Until the end of the month, the Manila Pen’s extensive permanent Filipino art collection — including Jose Joya, Cesar Legapi, Ang Kiukok and the giant Napoleon Abueva sun that shines over the hotel’s magnificent The Lobby — will be accompanied by three never-before-seen Art Protis tapestries by National Artist for Visual Arts, Painting, Sculpture and Mixed Media Federico Aguilar Alcuaz.
To experience art, one must simply visit a museum. But at the Manila Pen, Aguilar Alcuaz’s art can be indulged not only as an exhibition, but as an afternoon high tea that provides a different experience of the art, said the exhibition’s curator, Ricky Francisco of Fundacion Sanso.
Francisco told DAILY TRIBUNE that he has never experienced a high tea inspired by an artist before. It is, said Lim, the Manila Pen’s first high tea inspired by an artist, although Aguilar Alcuaz was not the first to be exhibited at The Lobby.
First, there was artist Mano Gonzales, who was feted with a dinner concert. Then, there was Benedicto “BenCab” Cabrera, making the exhibit on Aguilar Alcuaz the first time for the hotel to feature two National Artists in succession, Lim noted.
But choosing an artist that would follow BenCab was not easy, said Manila Pen Public Relations director Mariano Garchitorena.
“We went through a lot, believe me! Even all over Metro Manila as well, several other artists and the big names. And we also need to work with what the brand. All of these also needed to be sent to Hong Kong, to head office,” Garchitorena explained the process of having the featured artist approved since the exhibition is part of Art in Resonance, the Peninsula’s global arts program dedicated to supporting local and international artists, while creating deeply immersive art experiences for guests.
“It needs scale, that’s true, but it also needs to look like it belongs in The Lobby,” Garchitorena affirmed. “And we need a bit of pop, yet not overpowering.”
Aguilar Alcuaz’s tapestries fit right in — in both size and in blending with The Lobby.
Christian Aguilar Alcuaz, the National Artist’s eldest son, told DAILY TRIBUNE that his dad created tapestries from 1967 or 1968 to 1985. The three on display at The Lobby were made in the former Czechoslovakia, when it was still under the “Iron Curtain” of the former Soviet Union.

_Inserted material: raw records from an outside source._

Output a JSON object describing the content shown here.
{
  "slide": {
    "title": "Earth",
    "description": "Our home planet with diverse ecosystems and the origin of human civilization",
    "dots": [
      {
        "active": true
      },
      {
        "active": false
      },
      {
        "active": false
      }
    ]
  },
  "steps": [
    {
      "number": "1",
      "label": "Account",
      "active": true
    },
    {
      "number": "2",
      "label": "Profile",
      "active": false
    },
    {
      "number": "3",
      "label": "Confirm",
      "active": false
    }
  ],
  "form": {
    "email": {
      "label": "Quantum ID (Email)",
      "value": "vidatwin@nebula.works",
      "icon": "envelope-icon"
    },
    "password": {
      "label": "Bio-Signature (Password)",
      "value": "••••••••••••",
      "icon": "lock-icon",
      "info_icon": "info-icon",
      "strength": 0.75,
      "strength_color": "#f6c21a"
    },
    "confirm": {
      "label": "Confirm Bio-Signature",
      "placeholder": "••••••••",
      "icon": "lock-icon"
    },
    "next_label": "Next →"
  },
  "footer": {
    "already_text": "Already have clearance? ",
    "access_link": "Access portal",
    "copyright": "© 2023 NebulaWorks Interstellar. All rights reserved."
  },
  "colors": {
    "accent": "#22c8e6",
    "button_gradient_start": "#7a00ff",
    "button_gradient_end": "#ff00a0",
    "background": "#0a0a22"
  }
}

According to Christian, his dad created the tapestries with no layouts and tediously layer by layer using wool, before being compressed by a machine and stitched. His dad gave its production a “Filipino touch” by eating and working side-by-side with workers in the spirit of “Bayanihan;” whereas European artists also working at Czechoslovakia that time worked separately from artisans.

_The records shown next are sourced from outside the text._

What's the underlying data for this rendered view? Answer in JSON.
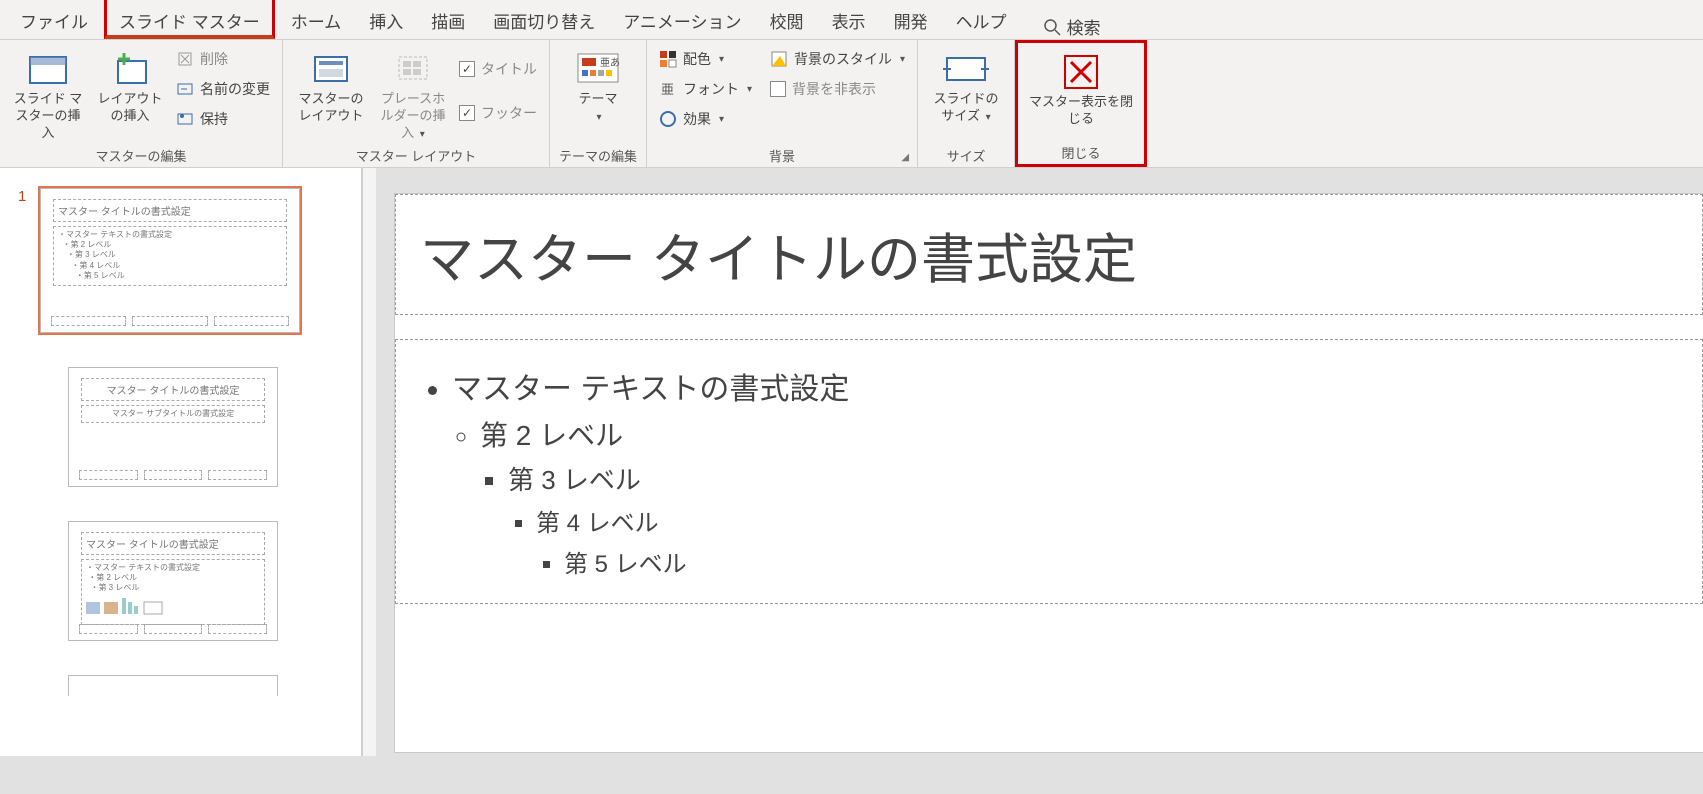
{
  "tabs": {
    "file": "ファイル",
    "slide_master": "スライド マスター",
    "home": "ホーム",
    "insert": "挿入",
    "draw": "描画",
    "transition": "画面切り替え",
    "animation": "アニメーション",
    "review": "校閲",
    "view": "表示",
    "developer": "開発",
    "help": "ヘルプ"
  },
  "search": {
    "placeholder": "検索"
  },
  "ribbon": {
    "g1": {
      "label": "マスターの編集",
      "insert_master": "スライド マスターの挿入",
      "insert_layout": "レイアウトの挿入",
      "delete": "削除",
      "rename": "名前の変更",
      "preserve": "保持"
    },
    "g2": {
      "label": "マスター レイアウト",
      "master_layout": "マスターのレイアウト",
      "insert_placeholder": "プレースホルダーの挿入",
      "title_cb": "タイトル",
      "footer_cb": "フッター"
    },
    "g3": {
      "label": "テーマの編集",
      "themes": "テーマ"
    },
    "g4": {
      "label": "背景",
      "colors": "配色",
      "fonts": "フォント",
      "effects": "効果",
      "bg_styles": "背景のスタイル",
      "hide_bg": "背景を非表示"
    },
    "g5": {
      "label": "サイズ",
      "slide_size": "スライドのサイズ"
    },
    "g6": {
      "label": "閉じる",
      "close_master": "マスター表示を閉じる"
    }
  },
  "thumbs": {
    "index": "1",
    "t1": {
      "title": "マスター タイトルの書式設定",
      "body": "・マスター テキストの書式設定",
      "l2": "・第 2 レベル",
      "l3": "・第 3 レベル",
      "l4": "・第 4 レベル",
      "l5": "・第 5 レベル"
    },
    "t2": {
      "title": "マスター タイトルの書式設定",
      "sub": "マスター サブタイトルの書式設定"
    },
    "t3": {
      "title": "マスター タイトルの書式設定",
      "body": "・マスター テキストの書式設定",
      "l2": "・第 2 レベル",
      "l3": "・第 3 レベル"
    }
  },
  "slide": {
    "title": "マスター タイトルの書式設定",
    "l1": "マスター テキストの書式設定",
    "l2": "第 2 レベル",
    "l3": "第 3 レベル",
    "l4": "第 4 レベル",
    "l5": "第 5 レベル"
  }
}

“At a time when tapestries are regarded as decorative craft, Aguilar Alcuaz elevated it into modernist art, creating large woven works that merged the traditions of European ateliers with his own distinctly Filipino sensibility,” the exhibition notes said of the artist.
If the tapestries are the extension of his painterly vision into the realm of textile, the high tea is a visual and sensual interpretation of his tapestries.

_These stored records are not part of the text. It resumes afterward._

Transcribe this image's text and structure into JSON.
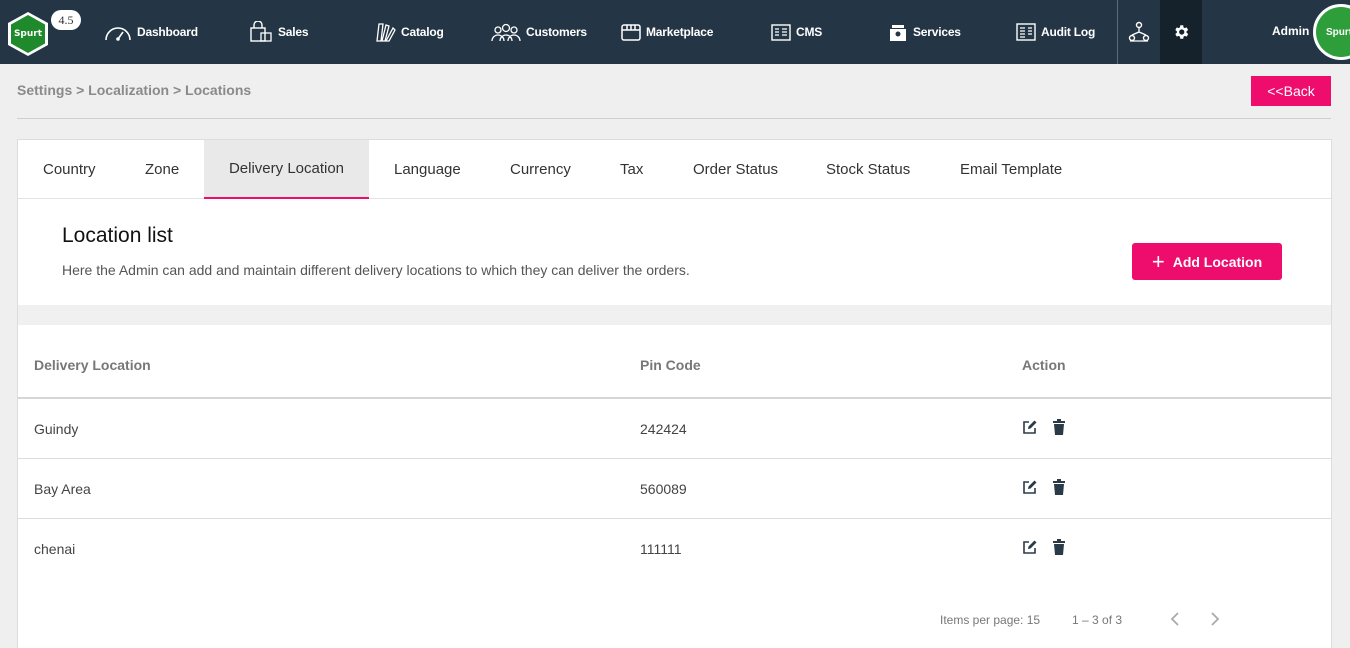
{
  "app": {
    "version": "4.5",
    "logo_text": "Spurt",
    "avatar_text": "Spurt"
  },
  "nav": {
    "items": [
      {
        "label": "Dashboard",
        "icon": "speedometer-icon"
      },
      {
        "label": "Sales",
        "icon": "shopping-bag-icon"
      },
      {
        "label": "Catalog",
        "icon": "catalog-icon"
      },
      {
        "label": "Customers",
        "icon": "customers-icon"
      },
      {
        "label": "Marketplace",
        "icon": "store-icon"
      },
      {
        "label": "CMS",
        "icon": "cms-icon"
      },
      {
        "label": "Services",
        "icon": "services-icon"
      },
      {
        "label": "Audit Log",
        "icon": "audit-log-icon"
      }
    ],
    "admin_name": "Admin"
  },
  "breadcrumb": "Settings > Localization > Locations",
  "back_label": "<<Back",
  "tabs": [
    {
      "label": "Country"
    },
    {
      "label": "Zone"
    },
    {
      "label": "Delivery Location",
      "active": true
    },
    {
      "label": "Language"
    },
    {
      "label": "Currency"
    },
    {
      "label": "Tax"
    },
    {
      "label": "Order Status"
    },
    {
      "label": "Stock Status"
    },
    {
      "label": "Email Template"
    }
  ],
  "list": {
    "title": "Location list",
    "description": "Here the Admin can add and maintain different delivery locations to which they can deliver the orders.",
    "add_label": "Add Location"
  },
  "table": {
    "headers": [
      "Delivery Location",
      "Pin Code",
      "Action"
    ],
    "rows": [
      {
        "location": "Guindy",
        "pin": "242424"
      },
      {
        "location": "Bay Area",
        "pin": "560089"
      },
      {
        "location": "chenai",
        "pin": "111111"
      }
    ]
  },
  "pagination": {
    "items_per_page": "Items per page: 15",
    "range": "1 – 3 of 3"
  },
  "colors": {
    "accent": "#ee0c6d",
    "nav_bg": "#243645"
  }
}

According to Lim, like Aguilar Alcuaz’s selection as featured artist, the high tea also underwent a meticulous creative process before being approved by the hotel’s regional general manager.
The result is a three-tiered treat of savories and sweets that captures the “abstractness” and vivid colors of the tapestries, said Lim.
The condiments — strawberry jam, calamansi curry and platted cream — can be used for the plain and raisin scones. The savory delights include curry chicken, smoked salmon and cucumber cream cheese sandwiches, as well as the main lobster brioche. For dessert, there are the Filipino-inspired mango coconut, coffee Barako, ube truffle and raspberry calamansi. These are placed on top an edible sugar paper printed with Aguilar Alcuaz’s art, with a chocolate easel as “cherry on top.”
These, according to the hotel staff, go well with subtle flavors like black or green tea, or with the hotel’s own house champagne, exclusively brewed for the hotel.
Aguilar Alcuaz himself used to sip vodka tonic at The Lobby, Garchitorena recalled.
The artist used to play a small piano-like instrument while enjoying his cocktail, then later on, he would grab some green apples or oranges from the buffet. He loved these fruits so much that these made it to some of his works.
His dad, according to Christian, was friends with Abueva. The exhibition, therefore, was a reunion of sorts for old friends, as Aguilar Alcuaz’s tapestries can now be seen conversing with Abueva’s sun perched from above.